Senior Elizabeth Voss started knitting a month and a half ago. She is currently working on a scarf for her mother.

“I decided not to tell my mom that I’m knitting – it’s going to be a surprise,” said Voss.

Knitting enthusiasts at Knit Night said that knitting provides an interesting, personal link between students, faculty and staff. With more than 20 people attending the event, the club proved to have a solid following.

“It’s a very fun group,” said counseling center counselor Gina Christiana. “We all love it. It’s addicting.”

Knitters use the time to “share ideas and show each other what we’re working on,” Christiana said.

Sophomore Anna Martinez, who began knitting last Christmas, recounts her time as a scarf fanatic.

“I’ve become addicted to the craft.

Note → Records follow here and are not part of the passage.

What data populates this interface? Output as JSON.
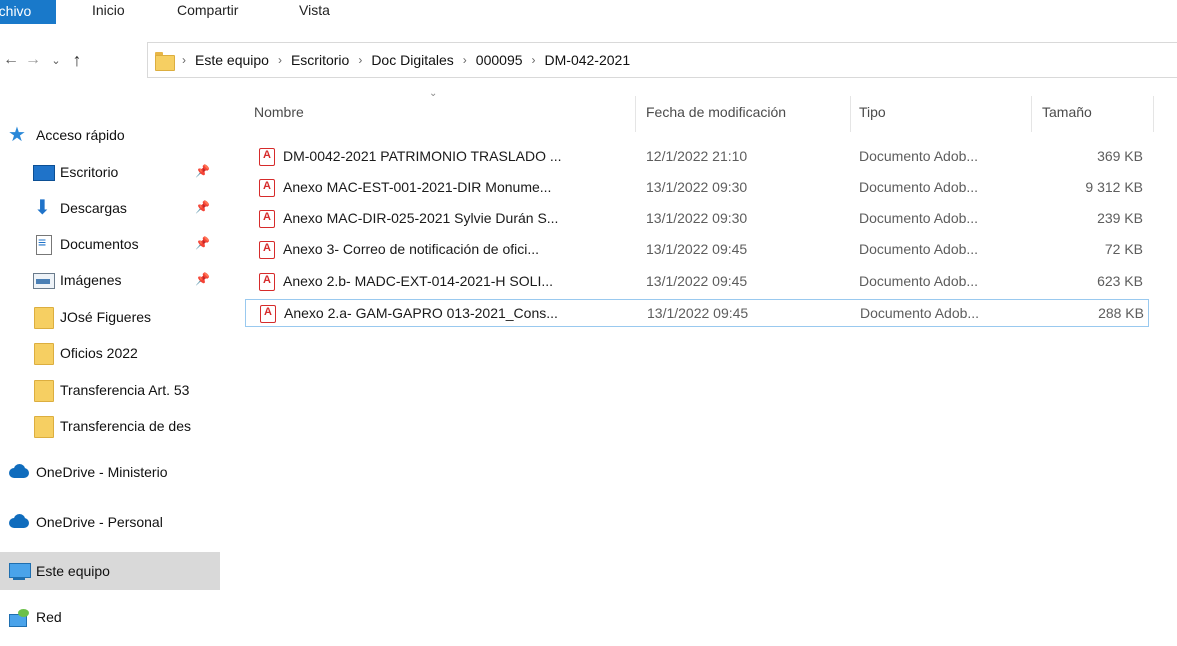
{
  "ribbon": {
    "tabs": [
      "rchivo",
      "Inicio",
      "Compartir",
      "Vista"
    ]
  },
  "nav": {
    "back_glyph": "←",
    "forward_glyph": "→",
    "recent_glyph": "⌄",
    "up_glyph": "↑"
  },
  "address": {
    "separator": "›",
    "crumbs": [
      "Este equipo",
      "Escritorio",
      "Doc Digitales",
      "000095",
      "DM-042-2021"
    ]
  },
  "sidebar": {
    "quick_access": "Acceso rápido",
    "items": [
      {
        "label": "Escritorio",
        "icon": "desktop-icon",
        "pinned": true
      },
      {
        "label": "Descargas",
        "icon": "download-icon",
        "pinned": true
      },
      {
        "label": "Documentos",
        "icon": "documents-icon",
        "pinned": true
      },
      {
        "label": "Imágenes",
        "icon": "images-icon",
        "pinned": true
      },
      {
        "label": "JOsé Figueres",
        "icon": "folder-icon",
        "pinned": false
      },
      {
        "label": "Oficios 2022",
        "icon": "folder-icon",
        "pinned": false
      },
      {
        "label": "Transferencia Art. 53",
        "icon": "folder-icon",
        "pinned": false
      },
      {
        "label": "Transferencia de des",
        "icon": "folder-icon",
        "pinned": false
      }
    ],
    "onedrive_ministerio": "OneDrive - Ministerio",
    "onedrive_personal": "OneDrive - Personal",
    "this_pc": "Este equipo",
    "network": "Red",
    "pin_glyph": "📌"
  },
  "list": {
    "sort_indicator": "⌄",
    "columns": {
      "name": "Nombre",
      "date": "Fecha de modificación",
      "type": "Tipo",
      "size": "Tamaño"
    },
    "rows": [
      {
        "name": "DM-0042-2021 PATRIMONIO TRASLADO ...",
        "date": "12/1/2022 21:10",
        "type": "Documento Adob...",
        "size": "369 KB"
      },
      {
        "name": "Anexo MAC-EST-001-2021-DIR Monume...",
        "date": "13/1/2022 09:30",
        "type": "Documento Adob...",
        "size": "9 312 KB"
      },
      {
        "name": "Anexo MAC-DIR-025-2021 Sylvie Durán S...",
        "date": "13/1/2022 09:30",
        "type": "Documento Adob...",
        "size": "239 KB"
      },
      {
        "name": "Anexo 3- Correo de notificación de ofici...",
        "date": "13/1/2022 09:45",
        "type": "Documento Adob...",
        "size": "72 KB"
      },
      {
        "name": "Anexo 2.b- MADC-EXT-014-2021-H SOLI...",
        "date": "13/1/2022 09:45",
        "type": "Documento Adob...",
        "size": "623 KB"
      },
      {
        "name": "Anexo 2.a- GAM-GAPRO 013-2021_Cons...",
        "date": "13/1/2022 09:45",
        "type": "Documento Adob...",
        "size": "288 KB"
      }
    ]
  }
}
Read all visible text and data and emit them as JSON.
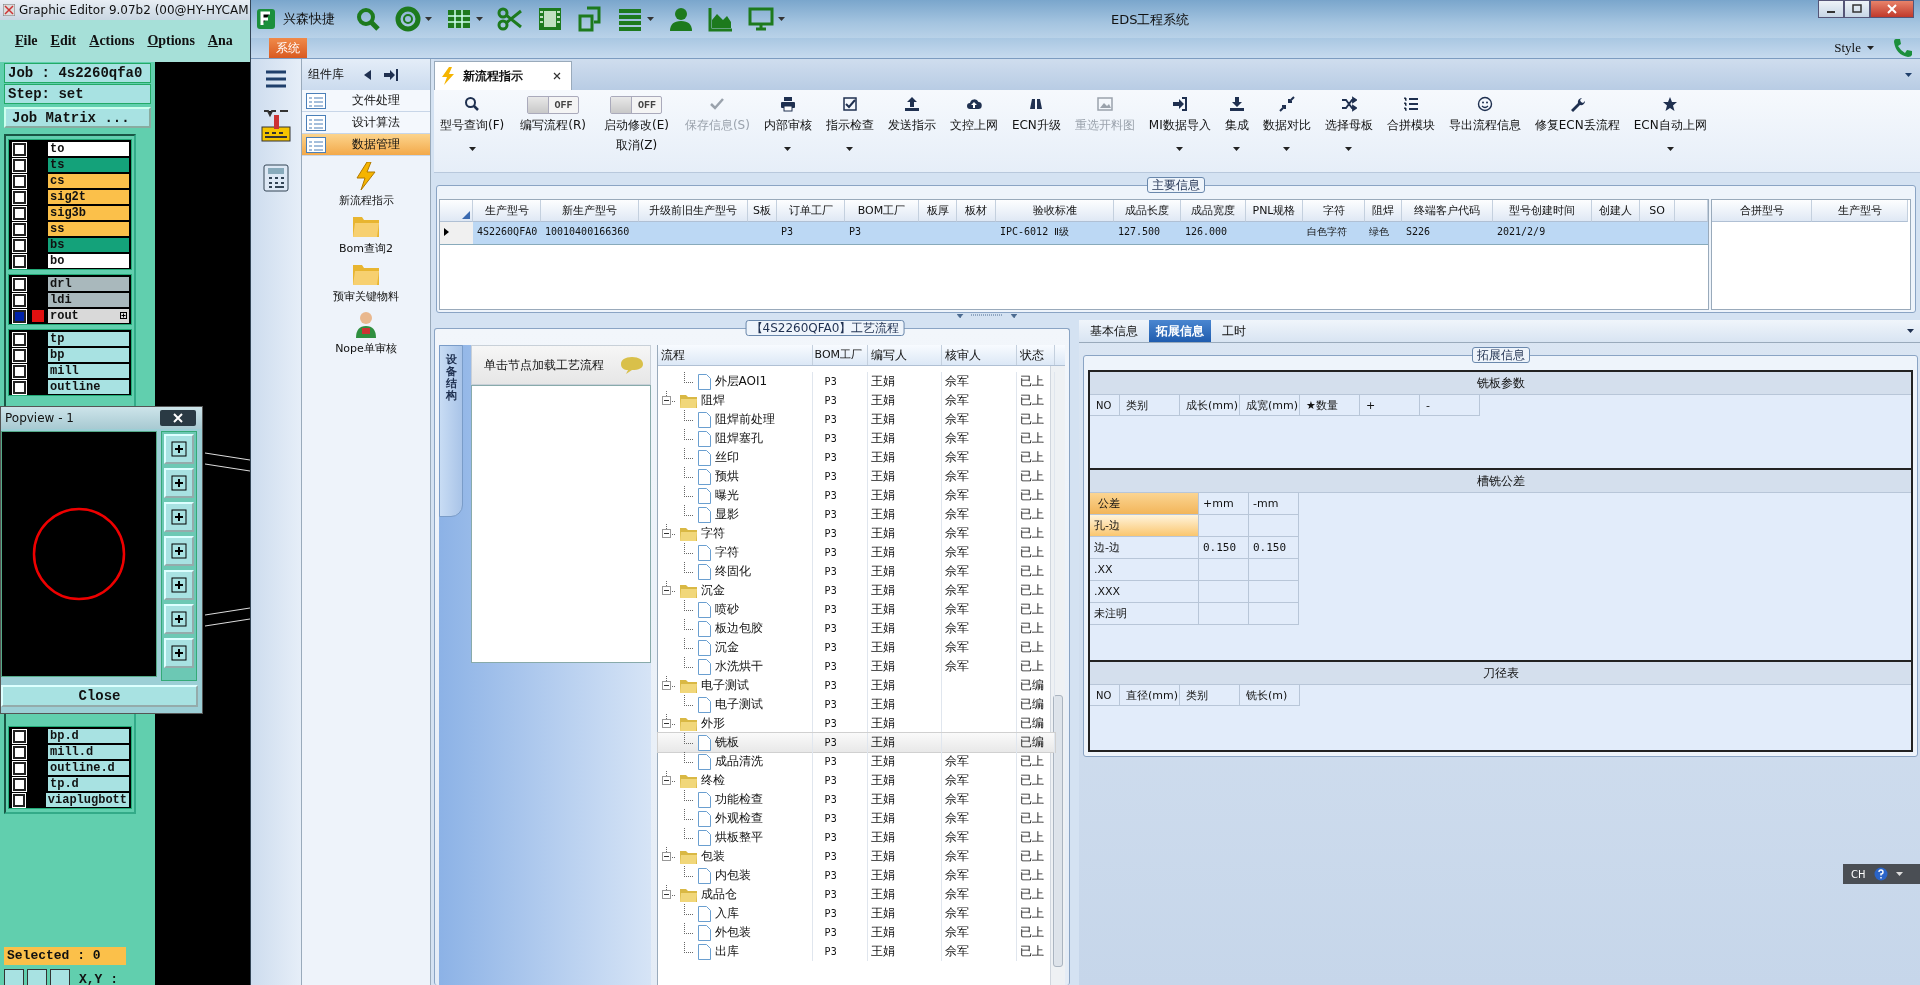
{
  "genesis": {
    "title": "Graphic Editor 9.07b2 (00@HY-HYCAM",
    "menu": [
      "File",
      "Edit",
      "Actions",
      "Options",
      "Ana"
    ],
    "job": "Job : 4s2260qfa0",
    "step": "Step: set",
    "matrix_button": "Job Matrix ...",
    "layer_groups": [
      [
        {
          "name": "to",
          "color": "#ffffff",
          "checked": false,
          "work_layer": false
        },
        {
          "name": "ts",
          "color": "#14a27a",
          "checked": false,
          "work_layer": false
        },
        {
          "name": "cs",
          "color": "#fbc04a",
          "checked": false,
          "work_layer": false
        },
        {
          "name": "sig2t",
          "color": "#fbc04a",
          "checked": false,
          "work_layer": false
        },
        {
          "name": "sig3b",
          "color": "#fbc04a",
          "checked": false,
          "work_layer": false
        },
        {
          "name": "ss",
          "color": "#fbc04a",
          "checked": false,
          "work_layer": false
        },
        {
          "name": "bs",
          "color": "#14a27a",
          "checked": false,
          "work_layer": false
        },
        {
          "name": "bo",
          "color": "#ffffff",
          "checked": false,
          "work_layer": false
        }
      ],
      [
        {
          "name": "drl",
          "color": "#a9b8bc",
          "checked": false,
          "work_layer": false
        },
        {
          "name": "ldi",
          "color": "#a9b8bc",
          "checked": false,
          "work_layer": false
        },
        {
          "name": "rout",
          "color": "#d9d9d9",
          "checked": true,
          "work_layer": true
        }
      ],
      [
        {
          "name": "tp",
          "color": "#a8e2e2",
          "checked": false,
          "work_layer": false
        },
        {
          "name": "bp",
          "color": "#a8e2e2",
          "checked": false,
          "work_layer": false
        },
        {
          "name": "mill",
          "color": "#a8e2e2",
          "checked": false,
          "work_layer": false
        },
        {
          "name": "outline",
          "color": "#a8e2e2",
          "checked": false,
          "work_layer": false
        }
      ]
    ],
    "lower_layers": [
      {
        "name": "bp.d",
        "color": "#a8e2e2",
        "checked": false,
        "work_layer": false
      },
      {
        "name": "mill.d",
        "color": "#a8e2e2",
        "checked": false,
        "work_layer": false
      },
      {
        "name": "outline.d",
        "color": "#a8e2e2",
        "checked": false,
        "work_layer": false
      },
      {
        "name": "tp.d",
        "color": "#a8e2e2",
        "checked": false,
        "work_layer": false
      },
      {
        "name": "viaplugbott",
        "color": "#a8e2e2",
        "checked": false,
        "work_layer": false
      }
    ],
    "selected_count": "Selected : 0",
    "coords_label": "X,Y :"
  },
  "popview": {
    "title": "Popview - 1",
    "close_button": "Close"
  },
  "eds": {
    "title": "EDS工程系统",
    "brand": "兴森快捷",
    "ribbon_tab": "系统",
    "style_menu": "Style",
    "component_panel": {
      "title": "组件库",
      "items": [
        {
          "label": "文件处理",
          "selected": false
        },
        {
          "label": "设计算法",
          "selected": false
        },
        {
          "label": "数据管理",
          "selected": true
        }
      ],
      "tools": [
        "新流程指示",
        "Bom查询2",
        "预审关键物料",
        "Nope单审核"
      ]
    },
    "doc_tabs": [
      {
        "label": "新流程指示",
        "selected": true
      }
    ],
    "toolbar": [
      {
        "kind": "button",
        "label": "型号查询(F)",
        "dropdown": true,
        "disabled": false
      },
      {
        "kind": "toggle",
        "label": "编写流程(R)",
        "switch_text": "OFF",
        "on": false
      },
      {
        "kind": "toggle",
        "label": "启动修改(E)",
        "label2": "取消(Z)",
        "switch_text": "OFF",
        "on": false
      },
      {
        "kind": "button",
        "label": "保存信息(S)",
        "dropdown": false,
        "disabled": true
      },
      {
        "kind": "button",
        "label": "内部审核",
        "dropdown": true,
        "disabled": false
      },
      {
        "kind": "button",
        "label": "指示检查",
        "dropdown": true,
        "disabled": false
      },
      {
        "kind": "button",
        "label": "发送指示",
        "dropdown": false,
        "disabled": false
      },
      {
        "kind": "button",
        "label": "文控上网",
        "dropdown": false,
        "disabled": false
      },
      {
        "kind": "button",
        "label": "ECN升级",
        "dropdown": false,
        "disabled": false
      },
      {
        "kind": "button",
        "label": "重选开料图",
        "dropdown": false,
        "disabled": true
      },
      {
        "kind": "button",
        "label": "MI数据导入",
        "dropdown": true,
        "disabled": false
      },
      {
        "kind": "button",
        "label": "集成",
        "dropdown": true,
        "disabled": false
      },
      {
        "kind": "button",
        "label": "数据对比",
        "dropdown": true,
        "disabled": false
      },
      {
        "kind": "button",
        "label": "选择母板",
        "dropdown": true,
        "disabled": false
      },
      {
        "kind": "button",
        "label": "合拼模块",
        "dropdown": false,
        "disabled": false
      },
      {
        "kind": "button",
        "label": "导出流程信息",
        "dropdown": false,
        "disabled": false
      },
      {
        "kind": "button",
        "label": "修复ECN丢流程",
        "dropdown": false,
        "disabled": false
      },
      {
        "kind": "button",
        "label": "ECN自动上网",
        "dropdown": true,
        "disabled": false
      }
    ],
    "main_info": {
      "title": "主要信息",
      "columns": [
        "生产型号",
        "新生产型号",
        "升级前旧生产型号",
        "S板",
        "订单工厂",
        "BOM工厂",
        "板厚",
        "板材",
        "验收标准",
        "成品长度",
        "成品宽度",
        "PNL规格",
        "字符",
        "阻焊",
        "终端客户代码",
        "型号创建时间",
        "创建人",
        "SO"
      ],
      "rows": [
        {
          "selected": true,
          "cells": [
            "4S2260QFA0",
            "10010400166360",
            null,
            null,
            "P3",
            "P3",
            null,
            null,
            "IPC-6012 Ⅱ级",
            "127.500",
            "126.000",
            null,
            "白色字符",
            "绿色",
            "S226",
            "2021/2/9",
            null,
            null
          ]
        }
      ],
      "side_columns": [
        "合拼型号",
        "生产型号"
      ]
    },
    "process": {
      "title": "【4S2260QFA0】工艺流程",
      "side_tab": "设备结构",
      "hint": "单击节点加载工艺流程",
      "columns": [
        "流程",
        "BOM工厂",
        "编写人",
        "核审人",
        "状态"
      ],
      "tree": [
        {
          "children": [
            {
              "label": "外层AOI1",
              "bom": "P3",
              "writer": "王娟",
              "reviewer": "佘军",
              "status": "已上",
              "selected": false
            }
          ]
        },
        {
          "label": "阻焊",
          "bom": "P3",
          "writer": "王娟",
          "reviewer": "佘军",
          "status": "已上",
          "expanded": true,
          "selected": false,
          "children": [
            {
              "label": "阻焊前处理",
              "bom": "P3",
              "writer": "王娟",
              "reviewer": "佘军",
              "status": "已上",
              "selected": false
            },
            {
              "label": "阻焊塞孔",
              "bom": "P3",
              "writer": "王娟",
              "reviewer": "佘军",
              "status": "已上",
              "selected": false
            },
            {
              "label": "丝印",
              "bom": "P3",
              "writer": "王娟",
              "reviewer": "佘军",
              "status": "已上",
              "selected": false
            },
            {
              "label": "预烘",
              "bom": "P3",
              "writer": "王娟",
              "reviewer": "佘军",
              "status": "已上",
              "selected": false
            },
            {
              "label": "曝光",
              "bom": "P3",
              "writer": "王娟",
              "reviewer": "佘军",
              "status": "已上",
              "selected": false
            },
            {
              "label": "显影",
              "bom": "P3",
              "writer": "王娟",
              "reviewer": "佘军",
              "status": "已上",
              "selected": false
            }
          ]
        },
        {
          "label": "字符",
          "bom": "P3",
          "writer": "王娟",
          "reviewer": "佘军",
          "status": "已上",
          "expanded": true,
          "selected": false,
          "children": [
            {
              "label": "字符",
              "bom": "P3",
              "writer": "王娟",
              "reviewer": "佘军",
              "status": "已上",
              "selected": false
            },
            {
              "label": "终固化",
              "bom": "P3",
              "writer": "王娟",
              "reviewer": "佘军",
              "status": "已上",
              "selected": false
            }
          ]
        },
        {
          "label": "沉金",
          "bom": "P3",
          "writer": "王娟",
          "reviewer": "佘军",
          "status": "已上",
          "expanded": true,
          "selected": false,
          "children": [
            {
              "label": "喷砂",
              "bom": "P3",
              "writer": "王娟",
              "reviewer": "佘军",
              "status": "已上",
              "selected": false
            },
            {
              "label": "板边包胶",
              "bom": "P3",
              "writer": "王娟",
              "reviewer": "佘军",
              "status": "已上",
              "selected": false
            },
            {
              "label": "沉金",
              "bom": "P3",
              "writer": "王娟",
              "reviewer": "佘军",
              "status": "已上",
              "selected": false
            },
            {
              "label": "水洗烘干",
              "bom": "P3",
              "writer": "王娟",
              "reviewer": "佘军",
              "status": "已上",
              "selected": false
            }
          ]
        },
        {
          "label": "电子测试",
          "bom": "P3",
          "writer": "王娟",
          "status": "已编",
          "expanded": true,
          "selected": false,
          "children": [
            {
              "label": "电子测试",
              "bom": "P3",
              "writer": "王娟",
              "status": "已编",
              "selected": false
            }
          ]
        },
        {
          "label": "外形",
          "bom": "P3",
          "writer": "王娟",
          "status": "已编",
          "expanded": true,
          "selected": false,
          "children": [
            {
              "label": "铣板",
              "bom": "P3",
              "writer": "王娟",
              "status": "已编",
              "selected": true
            },
            {
              "label": "成品清洗",
              "bom": "P3",
              "writer": "王娟",
              "reviewer": "佘军",
              "status": "已上",
              "selected": false
            }
          ]
        },
        {
          "label": "终检",
          "bom": "P3",
          "writer": "王娟",
          "reviewer": "佘军",
          "status": "已上",
          "expanded": true,
          "selected": false,
          "children": [
            {
              "label": "功能检查",
              "bom": "P3",
              "writer": "王娟",
              "reviewer": "佘军",
              "status": "已上",
              "selected": false
            },
            {
              "label": "外观检查",
              "bom": "P3",
              "writer": "王娟",
              "reviewer": "佘军",
              "status": "已上",
              "selected": false
            },
            {
              "label": "烘板整平",
              "bom": "P3",
              "writer": "王娟",
              "reviewer": "佘军",
              "status": "已上",
              "selected": false
            }
          ]
        },
        {
          "label": "包装",
          "bom": "P3",
          "writer": "王娟",
          "reviewer": "佘军",
          "status": "已上",
          "expanded": true,
          "selected": false,
          "children": [
            {
              "label": "内包装",
              "bom": "P3",
              "writer": "王娟",
              "reviewer": "佘军",
              "status": "已上",
              "selected": false
            }
          ]
        },
        {
          "label": "成品仓",
          "bom": "P3",
          "writer": "王娟",
          "reviewer": "佘军",
          "status": "已上",
          "expanded": true,
          "selected": false,
          "children": [
            {
              "label": "入库",
              "bom": "P3",
              "writer": "王娟",
              "reviewer": "佘军",
              "status": "已上",
              "selected": false
            },
            {
              "label": "外包装",
              "bom": "P3",
              "writer": "王娟",
              "reviewer": "佘军",
              "status": "已上",
              "selected": false
            },
            {
              "label": "出库",
              "bom": "P3",
              "writer": "王娟",
              "reviewer": "佘军",
              "status": "已上",
              "selected": false
            }
          ]
        }
      ]
    },
    "detail": {
      "tabs": [
        {
          "label": "基本信息",
          "selected": false
        },
        {
          "label": "拓展信息",
          "selected": true
        },
        {
          "label": "工时",
          "selected": false
        }
      ],
      "group_title": "拓展信息",
      "sections": [
        {
          "kind": "grid",
          "title": "铣板参数",
          "columns": [
            "NO",
            "类别",
            "成长(mm)",
            "成宽(mm)",
            "★数量",
            "+",
            "-"
          ]
        },
        {
          "kind": "tolerance",
          "title": "槽铣公差",
          "columns": [
            "公差",
            "+mm",
            "-mm"
          ],
          "rows": [
            {
              "label": "孔-边",
              "selected": true
            },
            {
              "label": "边-边",
              "values": [
                "0.150",
                "0.150"
              ],
              "selected": false
            },
            {
              "label": ".XX",
              "selected": false
            },
            {
              "label": ".XXX",
              "selected": false
            },
            {
              "label": "未注明",
              "selected": false
            }
          ]
        },
        {
          "kind": "grid",
          "title": "刀径表",
          "columns": [
            "NO",
            "直径(mm)",
            "类别",
            "铣长(m)"
          ]
        }
      ]
    },
    "language_bar": {
      "label": "CH"
    }
  }
}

I’ve made several scarves, including one for a baby,” she said.

Martinez’s newest project is “a hat for [her niece]. It’s supposed to look like a pumpkin when it is finished.”

Though all the knitters at Knit Night were enthusiastic about knitting, some realize the possible downsides to the craft.

“[With] a full load of classes, work and homework, it’s often hard to find time to knit,” Martinez said.

Knitting, though growing in popularity, is not often heard of among younger people.

“My roommates laugh at me, but I’ve got to finish this scarf,” Voss said.

Martinez, who hopes to share knitting with her grandmother, endures the ribbing of her mother, a non-knitter.

“My mom calls me Susie Homemaker,” said Martinez.

But despite possible drawbacks, the knitters are quite enthusiastic.

“I took my knitting to class this week. [My professors] looked at me funny at first, but I was still participating in class,” Martinez said.

Though still getting the hang of knitting, some new knitters have high hopes.

“I love jackets, so I’m hoping to make a scarf for each jacket. Hopefully I’ll accessorize my whole wardrobe,” Franklin said.

Many knitters said they find Knit Night, and the hobby of knitting, to be a relaxing part of their week.

“I knit because it is relaxing and it is fun to make things,” said senior Allison Nichols, who began knitting last year during finals week.

DeCleene encouraged any students, staff or faculty to attend Knit Nights.

“It’s great to have a diverse group of teachers, staff and students. It’s very informal and casual,” she said.